Workshop description:

Relevance, Effectiveness, Efficiency, Impact and Sustainability, these five evaluation criteria – first articulated by the OECD/DAC in 1991 – have become a core part of evaluation policy and practice. They are widely used to evaluate international development co-operation, and even beyond the development community, a variety of actors (CSO’s, governments, and academics) are using these criteria to evaluate local and national activities.

Over the past two years, the DAC Evaluation Network (EvalNet) and our partners have taken stock of lessons learned from using the criteria, and explored the strengths and weaknesses of the current definitions. Based on feedback, we have worked to revise the criteria, and to develop guidance for how to apply thoughtfully the criteria to support better evaluations for learning and accountability. This session will present the current thinking on the criteria, including emerging definitions and principles for use. We will share some of the key lessons that came out of the global consultation, including drawing on participants’ own experience. We will then focus on how to use the criteria to support learning and accountability in national contexts. Drawing lessons from international co-operation, we will focus on lessons for policy makers, evaluators, and evaluation commissioners involved in evaluations of interventions in a domestic policy context.

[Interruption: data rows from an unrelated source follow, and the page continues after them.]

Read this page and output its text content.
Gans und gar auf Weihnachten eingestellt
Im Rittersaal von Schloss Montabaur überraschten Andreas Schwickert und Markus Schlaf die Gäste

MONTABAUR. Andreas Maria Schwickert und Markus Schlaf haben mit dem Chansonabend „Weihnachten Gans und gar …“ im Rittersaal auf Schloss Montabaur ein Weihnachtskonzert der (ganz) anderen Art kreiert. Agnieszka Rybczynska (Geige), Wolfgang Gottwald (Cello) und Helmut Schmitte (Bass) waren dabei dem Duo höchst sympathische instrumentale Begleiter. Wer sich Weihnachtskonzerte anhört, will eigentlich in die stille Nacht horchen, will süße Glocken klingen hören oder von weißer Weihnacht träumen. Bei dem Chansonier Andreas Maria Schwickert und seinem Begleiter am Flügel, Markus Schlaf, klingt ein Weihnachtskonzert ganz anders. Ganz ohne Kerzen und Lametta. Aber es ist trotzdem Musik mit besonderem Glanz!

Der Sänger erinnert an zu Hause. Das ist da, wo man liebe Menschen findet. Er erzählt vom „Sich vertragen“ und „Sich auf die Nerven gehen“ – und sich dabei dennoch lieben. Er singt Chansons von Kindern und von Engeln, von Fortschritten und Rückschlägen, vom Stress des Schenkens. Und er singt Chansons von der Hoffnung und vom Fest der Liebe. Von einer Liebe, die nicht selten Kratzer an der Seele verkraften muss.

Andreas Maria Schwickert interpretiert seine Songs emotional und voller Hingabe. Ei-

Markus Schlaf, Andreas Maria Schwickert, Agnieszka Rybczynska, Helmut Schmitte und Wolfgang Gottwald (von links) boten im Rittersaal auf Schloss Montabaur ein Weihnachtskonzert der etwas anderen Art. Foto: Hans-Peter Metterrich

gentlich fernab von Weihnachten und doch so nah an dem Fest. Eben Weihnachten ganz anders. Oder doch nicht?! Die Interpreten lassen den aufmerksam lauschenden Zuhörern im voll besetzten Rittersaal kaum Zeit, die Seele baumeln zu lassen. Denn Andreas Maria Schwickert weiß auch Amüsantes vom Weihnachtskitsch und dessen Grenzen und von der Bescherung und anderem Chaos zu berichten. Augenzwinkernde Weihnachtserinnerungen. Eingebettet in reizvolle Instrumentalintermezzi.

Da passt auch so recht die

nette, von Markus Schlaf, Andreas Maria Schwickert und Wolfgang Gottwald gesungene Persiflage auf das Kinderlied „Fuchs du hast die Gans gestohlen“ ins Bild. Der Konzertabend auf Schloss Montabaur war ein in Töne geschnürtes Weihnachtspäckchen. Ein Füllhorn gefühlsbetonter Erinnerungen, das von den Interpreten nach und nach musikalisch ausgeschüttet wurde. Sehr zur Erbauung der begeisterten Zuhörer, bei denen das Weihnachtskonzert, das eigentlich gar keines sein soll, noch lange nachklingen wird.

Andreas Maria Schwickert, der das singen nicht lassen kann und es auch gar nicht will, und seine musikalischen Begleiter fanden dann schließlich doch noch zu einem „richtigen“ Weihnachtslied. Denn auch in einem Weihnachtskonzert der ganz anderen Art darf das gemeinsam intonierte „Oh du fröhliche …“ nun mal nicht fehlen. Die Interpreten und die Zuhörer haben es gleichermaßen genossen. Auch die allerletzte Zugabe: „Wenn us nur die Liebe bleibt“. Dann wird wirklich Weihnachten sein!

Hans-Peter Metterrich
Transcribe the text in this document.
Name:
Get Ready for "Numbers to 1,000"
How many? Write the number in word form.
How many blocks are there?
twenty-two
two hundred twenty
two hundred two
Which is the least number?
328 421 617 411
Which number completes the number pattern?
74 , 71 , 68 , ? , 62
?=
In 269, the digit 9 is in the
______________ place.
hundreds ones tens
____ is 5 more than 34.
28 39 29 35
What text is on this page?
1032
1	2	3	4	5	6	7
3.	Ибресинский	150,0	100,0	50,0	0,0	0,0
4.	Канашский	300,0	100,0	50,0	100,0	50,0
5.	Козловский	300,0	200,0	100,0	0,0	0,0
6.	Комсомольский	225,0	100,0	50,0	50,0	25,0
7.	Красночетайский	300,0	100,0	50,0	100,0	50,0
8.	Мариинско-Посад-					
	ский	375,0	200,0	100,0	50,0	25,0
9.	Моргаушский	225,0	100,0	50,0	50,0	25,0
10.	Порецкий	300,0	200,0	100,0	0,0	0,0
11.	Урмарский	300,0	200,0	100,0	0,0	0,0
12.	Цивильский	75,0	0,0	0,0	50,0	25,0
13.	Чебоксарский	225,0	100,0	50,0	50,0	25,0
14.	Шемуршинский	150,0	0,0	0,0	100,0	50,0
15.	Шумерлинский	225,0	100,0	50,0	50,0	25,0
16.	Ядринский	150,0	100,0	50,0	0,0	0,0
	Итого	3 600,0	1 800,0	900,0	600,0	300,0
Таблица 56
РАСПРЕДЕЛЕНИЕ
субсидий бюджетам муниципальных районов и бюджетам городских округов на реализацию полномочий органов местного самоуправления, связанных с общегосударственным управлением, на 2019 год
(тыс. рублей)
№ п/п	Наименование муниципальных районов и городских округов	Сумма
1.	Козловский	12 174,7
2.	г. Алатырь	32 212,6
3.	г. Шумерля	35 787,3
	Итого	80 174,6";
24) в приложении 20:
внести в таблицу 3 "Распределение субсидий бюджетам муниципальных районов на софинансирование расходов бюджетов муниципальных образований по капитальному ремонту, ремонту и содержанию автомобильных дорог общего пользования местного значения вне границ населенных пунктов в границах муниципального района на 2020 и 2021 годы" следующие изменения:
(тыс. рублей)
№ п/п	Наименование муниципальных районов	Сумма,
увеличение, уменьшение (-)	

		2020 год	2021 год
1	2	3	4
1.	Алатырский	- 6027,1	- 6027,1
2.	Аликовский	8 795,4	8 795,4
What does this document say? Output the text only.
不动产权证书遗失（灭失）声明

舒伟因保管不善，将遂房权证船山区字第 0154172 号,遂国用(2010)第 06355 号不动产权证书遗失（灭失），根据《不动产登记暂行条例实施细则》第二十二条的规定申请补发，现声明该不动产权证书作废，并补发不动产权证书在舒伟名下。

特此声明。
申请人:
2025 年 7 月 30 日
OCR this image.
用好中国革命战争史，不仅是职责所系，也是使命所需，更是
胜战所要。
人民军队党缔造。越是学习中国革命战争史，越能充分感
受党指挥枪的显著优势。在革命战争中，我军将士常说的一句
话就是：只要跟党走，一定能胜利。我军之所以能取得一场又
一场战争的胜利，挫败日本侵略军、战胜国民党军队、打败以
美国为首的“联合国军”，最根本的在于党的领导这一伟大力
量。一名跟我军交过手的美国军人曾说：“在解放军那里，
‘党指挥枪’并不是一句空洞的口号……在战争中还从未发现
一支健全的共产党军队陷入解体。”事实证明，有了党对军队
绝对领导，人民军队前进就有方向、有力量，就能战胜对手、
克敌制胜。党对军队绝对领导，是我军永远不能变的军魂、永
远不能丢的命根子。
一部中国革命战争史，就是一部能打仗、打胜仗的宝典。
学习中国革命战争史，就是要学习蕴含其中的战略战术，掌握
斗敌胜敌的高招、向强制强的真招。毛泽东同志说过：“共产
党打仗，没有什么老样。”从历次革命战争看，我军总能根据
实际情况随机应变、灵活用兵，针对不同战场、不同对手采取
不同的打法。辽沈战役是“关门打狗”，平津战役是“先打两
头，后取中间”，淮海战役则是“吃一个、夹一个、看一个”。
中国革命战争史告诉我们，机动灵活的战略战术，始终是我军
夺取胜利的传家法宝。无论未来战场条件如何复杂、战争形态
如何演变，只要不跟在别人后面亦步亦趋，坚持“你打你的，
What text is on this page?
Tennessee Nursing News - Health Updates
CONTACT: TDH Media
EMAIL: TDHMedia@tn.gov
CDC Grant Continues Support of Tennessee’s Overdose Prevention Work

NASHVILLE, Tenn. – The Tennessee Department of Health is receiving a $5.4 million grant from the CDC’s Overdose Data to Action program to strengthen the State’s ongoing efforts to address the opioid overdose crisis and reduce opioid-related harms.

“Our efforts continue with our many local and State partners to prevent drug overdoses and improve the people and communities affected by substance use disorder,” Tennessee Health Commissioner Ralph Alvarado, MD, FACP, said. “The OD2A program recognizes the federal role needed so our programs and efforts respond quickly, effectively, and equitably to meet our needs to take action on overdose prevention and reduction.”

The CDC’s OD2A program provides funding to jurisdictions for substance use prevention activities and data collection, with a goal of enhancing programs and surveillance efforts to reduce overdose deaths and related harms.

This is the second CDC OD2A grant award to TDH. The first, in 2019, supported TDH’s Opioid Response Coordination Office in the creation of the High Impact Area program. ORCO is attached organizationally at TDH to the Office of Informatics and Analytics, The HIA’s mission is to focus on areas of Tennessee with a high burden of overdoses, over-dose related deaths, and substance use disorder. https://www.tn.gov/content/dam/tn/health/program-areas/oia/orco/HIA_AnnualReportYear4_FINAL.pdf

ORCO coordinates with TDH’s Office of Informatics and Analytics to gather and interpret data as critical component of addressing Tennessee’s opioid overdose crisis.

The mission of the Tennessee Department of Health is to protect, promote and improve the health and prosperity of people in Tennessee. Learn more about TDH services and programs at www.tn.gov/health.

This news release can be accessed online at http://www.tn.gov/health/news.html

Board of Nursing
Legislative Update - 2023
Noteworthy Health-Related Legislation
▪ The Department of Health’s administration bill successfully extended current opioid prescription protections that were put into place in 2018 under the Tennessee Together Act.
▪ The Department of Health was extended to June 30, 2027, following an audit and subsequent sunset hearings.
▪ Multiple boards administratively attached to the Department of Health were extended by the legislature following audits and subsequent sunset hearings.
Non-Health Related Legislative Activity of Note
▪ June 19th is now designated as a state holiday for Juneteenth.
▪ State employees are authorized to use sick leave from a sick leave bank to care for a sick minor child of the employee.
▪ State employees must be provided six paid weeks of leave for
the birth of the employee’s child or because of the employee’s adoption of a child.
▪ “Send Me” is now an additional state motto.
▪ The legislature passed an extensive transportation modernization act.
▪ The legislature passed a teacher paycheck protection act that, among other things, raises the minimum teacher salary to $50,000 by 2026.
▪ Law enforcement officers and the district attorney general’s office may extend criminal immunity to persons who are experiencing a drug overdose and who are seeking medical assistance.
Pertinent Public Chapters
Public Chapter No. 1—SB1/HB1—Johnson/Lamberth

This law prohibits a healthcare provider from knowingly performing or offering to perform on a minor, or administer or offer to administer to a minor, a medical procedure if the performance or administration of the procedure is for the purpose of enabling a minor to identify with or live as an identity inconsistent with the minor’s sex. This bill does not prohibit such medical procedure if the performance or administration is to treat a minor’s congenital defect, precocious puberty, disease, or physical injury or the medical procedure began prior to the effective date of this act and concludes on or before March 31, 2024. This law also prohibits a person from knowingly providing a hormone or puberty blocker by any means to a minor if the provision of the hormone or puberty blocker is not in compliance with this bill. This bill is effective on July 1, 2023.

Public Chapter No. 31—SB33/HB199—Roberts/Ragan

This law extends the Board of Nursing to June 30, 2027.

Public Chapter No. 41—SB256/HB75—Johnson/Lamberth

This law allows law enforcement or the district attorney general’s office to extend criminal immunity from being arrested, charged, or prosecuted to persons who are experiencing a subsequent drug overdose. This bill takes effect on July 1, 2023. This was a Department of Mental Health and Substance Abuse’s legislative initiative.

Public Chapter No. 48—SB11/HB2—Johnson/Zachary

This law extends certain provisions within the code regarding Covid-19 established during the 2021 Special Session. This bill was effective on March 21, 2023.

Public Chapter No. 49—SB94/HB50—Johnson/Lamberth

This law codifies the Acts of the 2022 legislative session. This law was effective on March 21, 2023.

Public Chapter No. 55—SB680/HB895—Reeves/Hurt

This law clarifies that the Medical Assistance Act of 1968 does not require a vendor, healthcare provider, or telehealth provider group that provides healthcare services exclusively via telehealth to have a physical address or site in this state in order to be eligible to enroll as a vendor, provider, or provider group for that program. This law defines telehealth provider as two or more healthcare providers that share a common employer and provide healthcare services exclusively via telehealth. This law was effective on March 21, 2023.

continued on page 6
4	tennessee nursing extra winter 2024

This is a unique opportunity to learn first-hand about the new criteria, directly from the OECD staff leading the work. The session will provide new information on the criteria and guidance for their use, much of which is not yet public.

Learning outcomes:

Upon completing this course, all participants will be able to:

1.    Fully understand how each criterion is defined and what it means in different contexts relevant to their day-to-day work.
2.    Explain the evaluation criteria – relevance, efficiency, effectiveness, coherence, impact and sustainability – using either plain language or technical language to help different audiences understand evaluation.
3.    Use the criteria in their work, and feel comfortable distinguishing between evaluation criteria and formulating good evaluation questions.
4.    Be more effective in evaluating interventions and communicating about evaluations to support learning and accountability in their own context. (At the beginning of the session each participant will have the opportunity to set a personal learning goal related to this objective.)